# Good hdmi 1 t 2 splitter?



## Pumpus (Mar 16, 2010)

Setting up a Panasonic Projector (with a 45 ft hdmi cable run) and an LCD TV and am looking for a good 1 to 2 splitter. 

Anyone really happy with one they have? Any suggestions on what I should make sure I get when I am looking ? 

Thanks for any help you can give me!


----------



## tonyvdb (Sep 5, 2007)

Have a look here, Monoprice has the best prices on this sort of thing.


----------



## Mike P. (Apr 6, 2007)

I'm using a Apogee 3x1 which is excellent. You can't go wrong for $20.

http://www.supermediastore.com/prod...1-3b-full-hd-1080p-25m-amplified-bulk-package


----------



## Pumpus (Mar 16, 2010)

Well, I have put a good sum into the receiver, projector, and TV and cableing, so I would like to be sure I am getting a splitter that does what it needs... there doesn't seem to be a lot of info on the web of what makes a good one and what doesn't. 

If anyone has a link to something like that, that defines a "good" splitter, that would be a huge help.

Thanks again for any help you can give


----------



## fauzigarib (Mar 11, 2010)

Dude, don't bother unless it has a good return policy.
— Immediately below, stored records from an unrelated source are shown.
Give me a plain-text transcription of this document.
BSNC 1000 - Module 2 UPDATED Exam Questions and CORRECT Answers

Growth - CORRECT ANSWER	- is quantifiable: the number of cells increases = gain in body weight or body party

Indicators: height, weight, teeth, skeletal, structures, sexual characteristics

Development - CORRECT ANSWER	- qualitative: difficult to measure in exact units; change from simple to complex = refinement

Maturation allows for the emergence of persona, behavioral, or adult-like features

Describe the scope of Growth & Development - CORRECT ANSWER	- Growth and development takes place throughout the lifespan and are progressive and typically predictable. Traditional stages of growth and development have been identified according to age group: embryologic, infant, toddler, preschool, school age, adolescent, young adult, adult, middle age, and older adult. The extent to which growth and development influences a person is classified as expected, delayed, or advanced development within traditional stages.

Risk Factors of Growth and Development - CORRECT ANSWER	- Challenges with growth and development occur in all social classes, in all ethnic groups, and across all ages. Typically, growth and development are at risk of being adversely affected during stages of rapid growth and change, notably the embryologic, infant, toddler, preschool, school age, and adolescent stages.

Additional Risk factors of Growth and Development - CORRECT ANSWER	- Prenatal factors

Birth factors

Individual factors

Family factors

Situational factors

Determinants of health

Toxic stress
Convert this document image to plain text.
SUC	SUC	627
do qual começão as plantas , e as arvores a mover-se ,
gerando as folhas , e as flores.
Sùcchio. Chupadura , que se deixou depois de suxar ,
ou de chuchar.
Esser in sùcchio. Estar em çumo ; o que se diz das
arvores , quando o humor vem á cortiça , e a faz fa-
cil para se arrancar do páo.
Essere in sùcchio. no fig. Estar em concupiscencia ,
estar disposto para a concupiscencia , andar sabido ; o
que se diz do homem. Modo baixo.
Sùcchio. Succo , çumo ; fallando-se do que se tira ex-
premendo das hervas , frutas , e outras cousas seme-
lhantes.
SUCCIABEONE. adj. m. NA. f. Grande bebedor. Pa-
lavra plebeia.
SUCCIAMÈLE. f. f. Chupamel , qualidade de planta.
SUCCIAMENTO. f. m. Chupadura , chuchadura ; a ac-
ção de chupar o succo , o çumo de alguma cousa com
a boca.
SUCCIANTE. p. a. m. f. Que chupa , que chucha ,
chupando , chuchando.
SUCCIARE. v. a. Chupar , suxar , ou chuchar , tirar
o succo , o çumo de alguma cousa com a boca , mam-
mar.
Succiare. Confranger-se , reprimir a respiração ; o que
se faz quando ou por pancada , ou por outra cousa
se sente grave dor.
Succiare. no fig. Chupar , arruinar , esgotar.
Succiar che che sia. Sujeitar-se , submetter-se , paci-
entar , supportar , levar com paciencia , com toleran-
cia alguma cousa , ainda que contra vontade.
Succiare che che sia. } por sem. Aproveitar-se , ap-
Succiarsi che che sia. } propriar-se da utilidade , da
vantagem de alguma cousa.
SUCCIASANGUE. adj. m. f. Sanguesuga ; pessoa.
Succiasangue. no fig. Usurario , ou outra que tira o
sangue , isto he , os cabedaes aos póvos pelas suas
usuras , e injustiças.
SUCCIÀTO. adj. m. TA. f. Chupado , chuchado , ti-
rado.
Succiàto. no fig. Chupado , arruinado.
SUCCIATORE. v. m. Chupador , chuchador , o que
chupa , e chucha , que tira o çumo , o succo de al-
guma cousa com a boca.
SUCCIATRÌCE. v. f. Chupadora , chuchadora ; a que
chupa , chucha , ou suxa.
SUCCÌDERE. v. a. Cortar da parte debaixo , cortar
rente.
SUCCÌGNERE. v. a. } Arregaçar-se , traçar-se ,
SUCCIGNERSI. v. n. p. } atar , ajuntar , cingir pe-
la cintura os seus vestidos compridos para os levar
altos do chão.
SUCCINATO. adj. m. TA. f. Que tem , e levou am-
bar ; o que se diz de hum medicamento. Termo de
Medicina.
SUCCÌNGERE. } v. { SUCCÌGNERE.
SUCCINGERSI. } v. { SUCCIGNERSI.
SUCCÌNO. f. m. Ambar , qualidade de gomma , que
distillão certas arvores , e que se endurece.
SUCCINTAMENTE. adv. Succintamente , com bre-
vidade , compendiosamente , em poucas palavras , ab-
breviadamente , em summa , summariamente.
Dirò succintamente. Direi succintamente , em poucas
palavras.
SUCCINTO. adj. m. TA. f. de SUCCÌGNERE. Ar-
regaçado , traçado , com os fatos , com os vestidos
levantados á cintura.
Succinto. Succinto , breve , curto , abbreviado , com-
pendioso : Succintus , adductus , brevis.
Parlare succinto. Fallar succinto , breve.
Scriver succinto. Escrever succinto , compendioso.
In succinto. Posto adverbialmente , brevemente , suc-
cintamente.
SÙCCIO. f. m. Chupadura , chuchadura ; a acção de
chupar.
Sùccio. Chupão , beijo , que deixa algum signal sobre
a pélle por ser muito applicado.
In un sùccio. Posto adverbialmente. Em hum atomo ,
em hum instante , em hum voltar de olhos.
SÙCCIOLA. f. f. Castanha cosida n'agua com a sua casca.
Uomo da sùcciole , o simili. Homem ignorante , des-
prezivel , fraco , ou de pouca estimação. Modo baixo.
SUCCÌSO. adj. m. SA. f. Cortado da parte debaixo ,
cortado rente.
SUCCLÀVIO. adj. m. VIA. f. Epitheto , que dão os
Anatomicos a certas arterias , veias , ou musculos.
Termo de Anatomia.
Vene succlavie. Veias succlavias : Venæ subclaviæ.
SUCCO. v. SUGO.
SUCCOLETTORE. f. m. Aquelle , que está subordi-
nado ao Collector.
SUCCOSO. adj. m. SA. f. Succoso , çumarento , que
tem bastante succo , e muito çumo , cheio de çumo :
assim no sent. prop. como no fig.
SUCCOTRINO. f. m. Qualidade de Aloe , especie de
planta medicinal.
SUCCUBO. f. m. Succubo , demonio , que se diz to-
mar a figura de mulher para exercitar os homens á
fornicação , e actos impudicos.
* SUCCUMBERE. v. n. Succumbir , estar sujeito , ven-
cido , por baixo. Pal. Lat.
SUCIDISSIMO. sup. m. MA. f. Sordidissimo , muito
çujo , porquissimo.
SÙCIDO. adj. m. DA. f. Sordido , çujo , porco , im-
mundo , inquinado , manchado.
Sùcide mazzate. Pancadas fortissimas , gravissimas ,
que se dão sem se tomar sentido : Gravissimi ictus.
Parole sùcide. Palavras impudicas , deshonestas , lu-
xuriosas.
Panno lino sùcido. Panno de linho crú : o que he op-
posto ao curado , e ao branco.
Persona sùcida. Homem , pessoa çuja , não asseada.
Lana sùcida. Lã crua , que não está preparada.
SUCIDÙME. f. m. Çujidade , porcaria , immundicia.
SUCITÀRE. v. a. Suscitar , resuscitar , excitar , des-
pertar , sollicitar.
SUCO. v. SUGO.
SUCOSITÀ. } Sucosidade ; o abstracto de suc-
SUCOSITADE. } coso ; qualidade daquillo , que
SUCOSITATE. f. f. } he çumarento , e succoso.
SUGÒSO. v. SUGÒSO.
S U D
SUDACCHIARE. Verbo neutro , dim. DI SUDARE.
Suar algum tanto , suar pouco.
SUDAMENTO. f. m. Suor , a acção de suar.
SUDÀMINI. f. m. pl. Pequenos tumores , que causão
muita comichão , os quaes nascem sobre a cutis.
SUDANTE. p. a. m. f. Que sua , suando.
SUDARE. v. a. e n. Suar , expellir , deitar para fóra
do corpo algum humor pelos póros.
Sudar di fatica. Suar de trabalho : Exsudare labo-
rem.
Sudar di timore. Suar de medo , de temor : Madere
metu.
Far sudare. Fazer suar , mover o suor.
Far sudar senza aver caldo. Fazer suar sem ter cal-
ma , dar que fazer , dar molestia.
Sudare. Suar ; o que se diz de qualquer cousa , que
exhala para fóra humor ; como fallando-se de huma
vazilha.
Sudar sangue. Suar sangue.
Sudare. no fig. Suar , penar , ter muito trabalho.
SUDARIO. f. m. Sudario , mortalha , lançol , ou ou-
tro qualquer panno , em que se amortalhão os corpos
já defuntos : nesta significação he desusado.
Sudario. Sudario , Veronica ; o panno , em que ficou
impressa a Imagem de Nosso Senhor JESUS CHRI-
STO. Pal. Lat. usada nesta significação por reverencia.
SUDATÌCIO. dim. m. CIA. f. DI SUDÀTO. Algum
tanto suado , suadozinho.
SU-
I have tried a couple, and they just seem to work iffy, at best. I tried a Rocketfish, QED, and a couple others, and just was not able to run my Apple TV, Denon DVD Player, and Mac Mini at the same time.

Good luck to you.

Fauzi


----------



## koyaan (Mar 2, 2010)

I have a friend who uses a selecter from OPPO and he's very happy with it.


----------



## koyaan (Mar 2, 2010)

koyaan said:


> I have a friend who uses a selecter from OPPO and he's very happy with it.


My bad, He got his selector from Blue Jeans.onder:


----------